Re: Abba i April w nowym domu :)
: 01 wrz 2015, 18:42
autor: Chmurek
Mało ostatnio przeglądam forum, ale dzisiaj odkryłam że świnka morska przestała być nazywana świnką morską od niedawna to kawia domowa
o co tu chodzi?
https://pl.wikipedia.org/wiki/Kawia_dom ... ote-miiz-2
Re: Abba i April w nowym domu :)
: 01 wrz 2015, 19:55
autor: infrared
No właśnie zrobiła się wielka afera i wszyscy teraz dyskutują. Że świnka morska to nazwa nieoficjalna, że usystematyzowano nazewnictwo itp. itd. Ale ja jestem staromodna, świnka to świnka, prosiak zawsze zostanie prosiakiem:D
Re: Abba i April w nowym domu :)
: 02 wrz 2015, 20:13
autor: AnitaEwelina
Odnośnie brania na ręce: nie znoszę gdy robi to ktoś poza mną i Anitką, moją córką... jak spodziewamy się gości i wiem że w domu będzie dużo dzieci to nawet domek wkładam żeby się moje panny w nim skryły przed małymi rączkami. Ogólnie jak leżą na kolanach to wyciagają kopytka ale samo wyjmowanie z klatki nadal wiąże się z pościgiem Kremówki... Beza zastyga wiec kłopotu nie ma.
Jeśli chodzi o kawie domowe, to nazwa nie ma dla mnie większego znaczenia

Podobała mi się mina znajomej gdy jej powiedziałam że mamy w domu dwie kawie domowe...

Pozdrawiamy i też wrzucimy fotki z pobytu na trawingu jak tylko wrócę po urlopie do kompa

Re: Abba i April - (Abba chora?)
: 08 wrz 2015, 20:35
autor: Chmurek
Mam chyba problem z Abbą ....
Od poniedziałku obserwuję że mniej się porusza chodzi tylko jak chce coś zjeść. Apetyt ma wcina sianko, suche i mokre natomiast w ogóle nie chodzi po klatce jeżeli nie musi. Mam wrażenie że chodząc opiera się bardziej na przednich niż tylnich łapkach. Nie wyciąga się (nie robi susów), chodzi jakby taka podkurczona. Na zaczepki April nie reaguje.

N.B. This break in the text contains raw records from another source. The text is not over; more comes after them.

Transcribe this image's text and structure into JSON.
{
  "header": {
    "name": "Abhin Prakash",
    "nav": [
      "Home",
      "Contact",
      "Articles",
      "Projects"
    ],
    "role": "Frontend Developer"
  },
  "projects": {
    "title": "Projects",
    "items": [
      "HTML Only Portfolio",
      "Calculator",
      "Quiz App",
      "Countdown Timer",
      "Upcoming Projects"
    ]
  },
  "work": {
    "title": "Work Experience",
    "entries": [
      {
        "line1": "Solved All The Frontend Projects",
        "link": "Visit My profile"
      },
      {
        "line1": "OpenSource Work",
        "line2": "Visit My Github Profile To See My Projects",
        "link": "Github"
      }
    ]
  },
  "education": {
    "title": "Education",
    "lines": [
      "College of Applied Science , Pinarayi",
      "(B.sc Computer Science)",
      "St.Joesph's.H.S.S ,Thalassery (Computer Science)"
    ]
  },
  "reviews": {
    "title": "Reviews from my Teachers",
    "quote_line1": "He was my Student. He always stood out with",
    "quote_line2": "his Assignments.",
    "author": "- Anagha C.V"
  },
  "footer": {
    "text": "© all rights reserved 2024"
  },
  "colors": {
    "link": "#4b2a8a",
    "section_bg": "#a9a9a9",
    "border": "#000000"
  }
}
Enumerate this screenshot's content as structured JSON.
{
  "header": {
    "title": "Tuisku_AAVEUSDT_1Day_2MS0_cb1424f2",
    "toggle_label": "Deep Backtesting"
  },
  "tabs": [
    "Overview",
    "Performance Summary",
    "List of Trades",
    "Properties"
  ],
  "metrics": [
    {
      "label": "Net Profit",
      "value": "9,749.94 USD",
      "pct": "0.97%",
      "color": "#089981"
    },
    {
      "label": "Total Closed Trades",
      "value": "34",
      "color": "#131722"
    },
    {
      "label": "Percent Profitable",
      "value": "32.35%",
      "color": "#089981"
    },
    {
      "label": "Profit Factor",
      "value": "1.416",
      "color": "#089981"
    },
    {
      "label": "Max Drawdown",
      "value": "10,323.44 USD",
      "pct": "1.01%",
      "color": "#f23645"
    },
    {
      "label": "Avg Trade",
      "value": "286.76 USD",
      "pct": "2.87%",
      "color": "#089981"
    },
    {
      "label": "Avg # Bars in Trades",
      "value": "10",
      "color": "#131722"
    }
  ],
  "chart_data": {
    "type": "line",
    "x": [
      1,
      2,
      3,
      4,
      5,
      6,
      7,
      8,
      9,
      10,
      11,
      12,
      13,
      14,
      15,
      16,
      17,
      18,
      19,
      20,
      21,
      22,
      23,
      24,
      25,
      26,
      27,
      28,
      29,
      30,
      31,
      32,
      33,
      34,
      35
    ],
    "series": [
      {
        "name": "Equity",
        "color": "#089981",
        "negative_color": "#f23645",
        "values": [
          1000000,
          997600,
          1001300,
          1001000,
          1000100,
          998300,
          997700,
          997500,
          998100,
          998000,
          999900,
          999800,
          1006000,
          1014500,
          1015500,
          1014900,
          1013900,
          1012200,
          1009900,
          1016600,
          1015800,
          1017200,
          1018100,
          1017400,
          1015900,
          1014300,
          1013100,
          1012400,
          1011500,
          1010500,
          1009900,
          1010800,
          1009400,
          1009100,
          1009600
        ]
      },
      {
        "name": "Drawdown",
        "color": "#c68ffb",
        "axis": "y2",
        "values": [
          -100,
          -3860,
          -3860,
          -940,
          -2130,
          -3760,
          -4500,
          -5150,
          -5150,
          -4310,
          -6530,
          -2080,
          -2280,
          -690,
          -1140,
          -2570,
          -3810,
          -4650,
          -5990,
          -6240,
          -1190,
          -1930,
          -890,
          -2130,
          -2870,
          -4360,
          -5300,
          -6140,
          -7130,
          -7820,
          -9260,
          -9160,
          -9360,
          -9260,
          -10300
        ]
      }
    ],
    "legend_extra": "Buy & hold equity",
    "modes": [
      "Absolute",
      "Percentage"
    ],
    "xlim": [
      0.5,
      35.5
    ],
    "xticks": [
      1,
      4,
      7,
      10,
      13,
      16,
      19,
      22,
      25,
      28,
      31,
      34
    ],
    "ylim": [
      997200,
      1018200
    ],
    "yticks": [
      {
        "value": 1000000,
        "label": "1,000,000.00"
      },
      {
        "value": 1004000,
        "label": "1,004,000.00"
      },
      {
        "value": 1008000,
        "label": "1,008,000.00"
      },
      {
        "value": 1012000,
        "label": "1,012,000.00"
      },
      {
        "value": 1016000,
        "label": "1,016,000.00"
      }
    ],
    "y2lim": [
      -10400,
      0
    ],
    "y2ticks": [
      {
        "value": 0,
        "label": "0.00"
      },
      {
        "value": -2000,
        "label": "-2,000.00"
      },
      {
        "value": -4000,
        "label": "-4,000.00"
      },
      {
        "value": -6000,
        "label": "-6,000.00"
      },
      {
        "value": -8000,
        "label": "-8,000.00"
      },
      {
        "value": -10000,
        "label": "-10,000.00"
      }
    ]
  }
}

Pierw myślałam że może wzdęcia - ale nie pasuje mi fakt że apetyt. Jak masowałam po brzuszku wczoraj nie kwikała nic, dzisiaj minimalnie raz więc mógłbyć to równie dobrze przypadek.

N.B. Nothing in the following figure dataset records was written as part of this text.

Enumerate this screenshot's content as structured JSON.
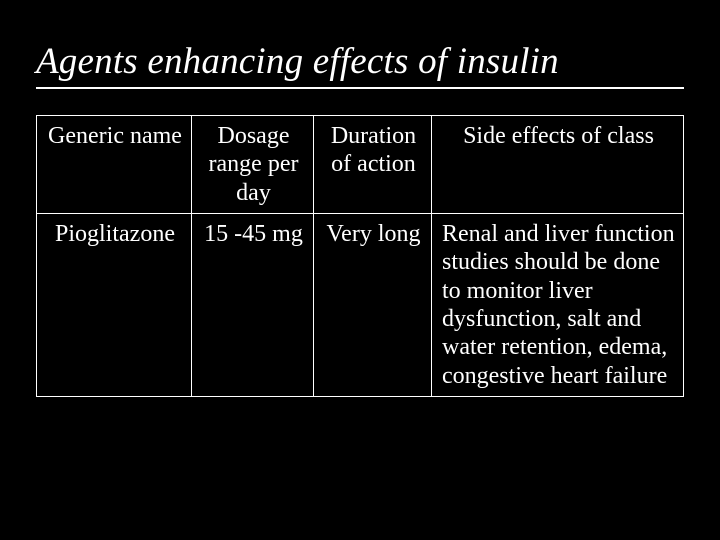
{
  "title": "Agents enhancing effects of insulin",
  "table": {
    "columns": [
      {
        "label": "Generic name",
        "align": "center"
      },
      {
        "label": "Dosage range per day",
        "align": "center"
      },
      {
        "label": "Duration of action",
        "align": "center"
      },
      {
        "label": "Side effects of class",
        "align": "center"
      }
    ],
    "rows": [
      {
        "cells": [
          {
            "value": "Pioglitazone",
            "align": "center"
          },
          {
            "value": "15 -45 mg",
            "align": "center"
          },
          {
            "value": "Very long",
            "align": "center"
          },
          {
            "value": "Renal and liver function studies should be done to monitor liver dysfunction, salt and water retention, edema, congestive heart failure",
            "align": "left"
          }
        ]
      }
    ],
    "border_color": "#ffffff",
    "background_color": "#000000",
    "text_color": "#ffffff",
    "font_family": "Times New Roman",
    "header_fontsize": 24,
    "cell_fontsize": 24
  },
  "title_fontsize": 37,
  "title_color": "#ffffff",
  "title_italic": true
}
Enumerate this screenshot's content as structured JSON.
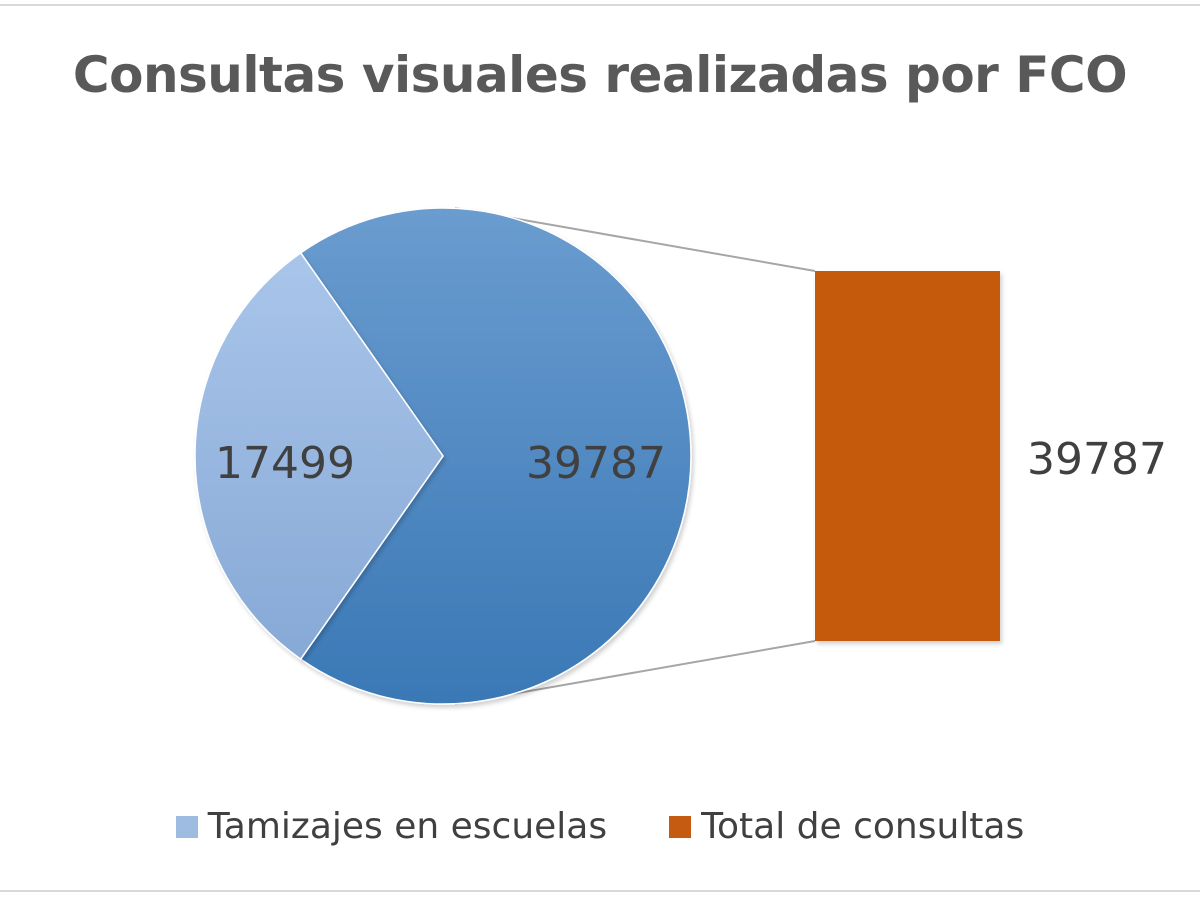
{
  "chart_data": {
    "type": "pie",
    "subtype": "bar-of-pie",
    "title": "Consultas visuales realizadas por FCO",
    "slices": [
      {
        "name": "Tamizajes en escuelas",
        "value": 17499,
        "label": "17499",
        "color": "#9ebbe2"
      },
      {
        "name": "Total de consultas",
        "value": 39787,
        "label": "39787",
        "color": "#4a86c4"
      }
    ],
    "bar": {
      "name": "Total de consultas",
      "value": 39787,
      "label": "39787",
      "color": "#c55a11"
    },
    "legend": {
      "placement": "bottom",
      "items": [
        {
          "label": "Tamizajes en escuelas",
          "color": "#9ebbe2"
        },
        {
          "label": "Total de consultas",
          "color": "#c55a11"
        }
      ]
    }
  }
}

Pierw myślałam że paniukuje i wydaje mi się tylko że świnek mniej chodzi - ale teraz jest pewna. Zastanawiam się tylko co to może być?

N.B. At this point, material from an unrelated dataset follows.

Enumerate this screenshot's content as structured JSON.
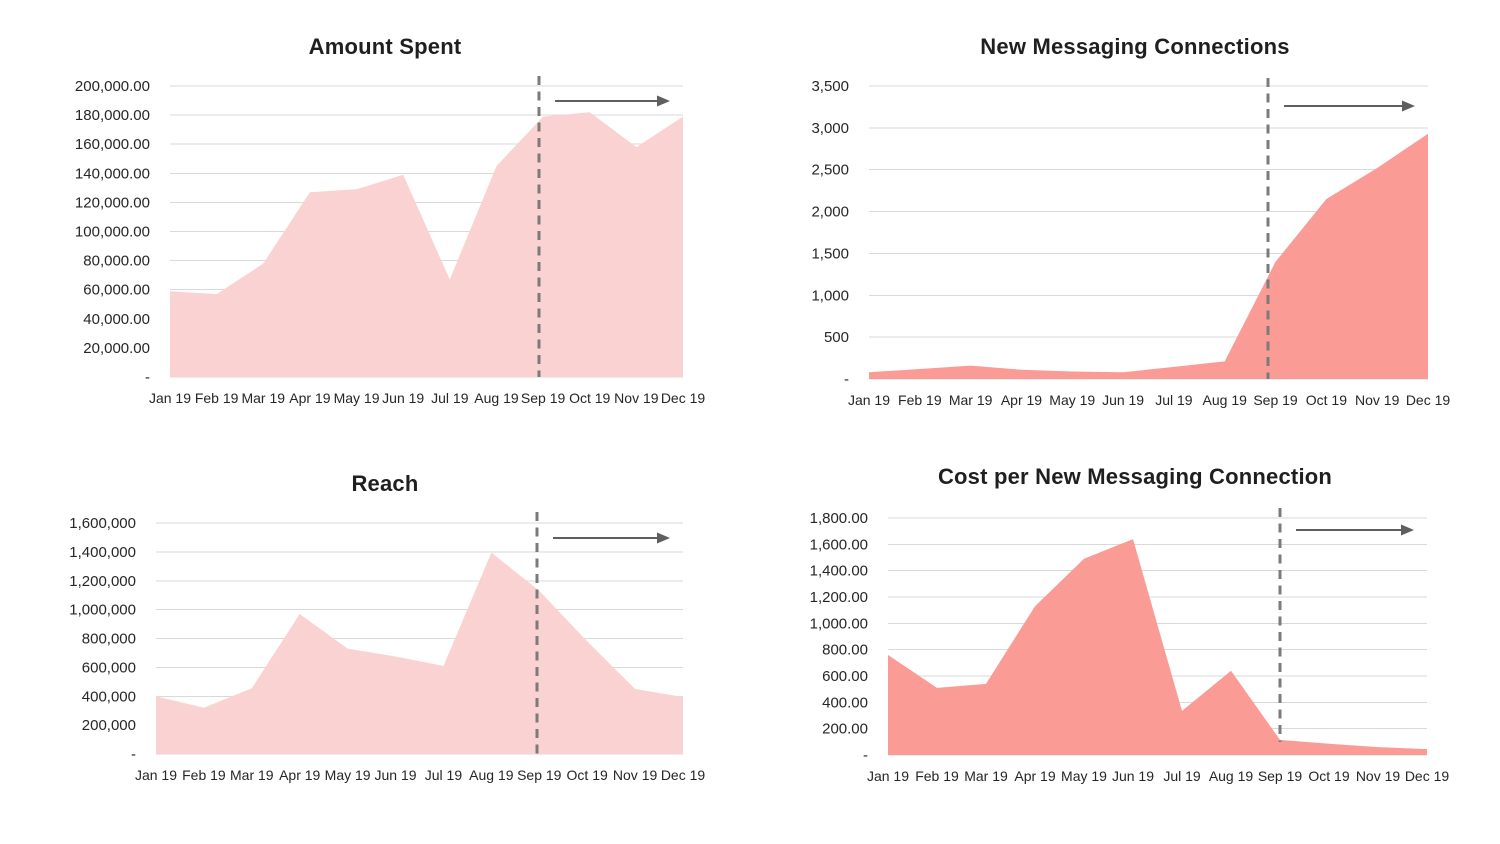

Nie znalazłam w necie podobnego przypadku - może ktoś ma z was doświadczenia? Jutro chce się przejechać do dr Strugały
Nie było mnie 4 dni w domu (czwartek-niedziela) prosiakami opiekowała się siostra ale wtedy nic nie zaobserwowała ale też i tak nie zna aby kojarzyć ich codzienne zachowania.
Re: Abba i April - (Abba chora?)
: 08 wrz 2015, 20:46
autor: Kropcia
Abba, co ty wyprawiasz? Nie ma wariacji zdrowotnych! Kasia, daj znać co Ci lekarz powiedział.
Re: Abba i April - (Abba chora?)
: 08 wrz 2015, 21:14
autor: Asita
Kurcze, może jakiś stan zapalny? Tylko czego? Jak siusia albo bobkuje to nie pokwikuje? Spróbuj podać jej jakiś extra smakołyk tak, żeby musiała się do niego wyciągnąć i zobacz, co zrobi. Weź ją też może i pomiziaj i zobacz, czy na kolanach wyciąga tylne nóżki. Może trzeba by zrobić w ostateczności rtg? Może jakiś paluszek od tylnej łapki się gdzieś zaczepił i boli przy chodzeniu?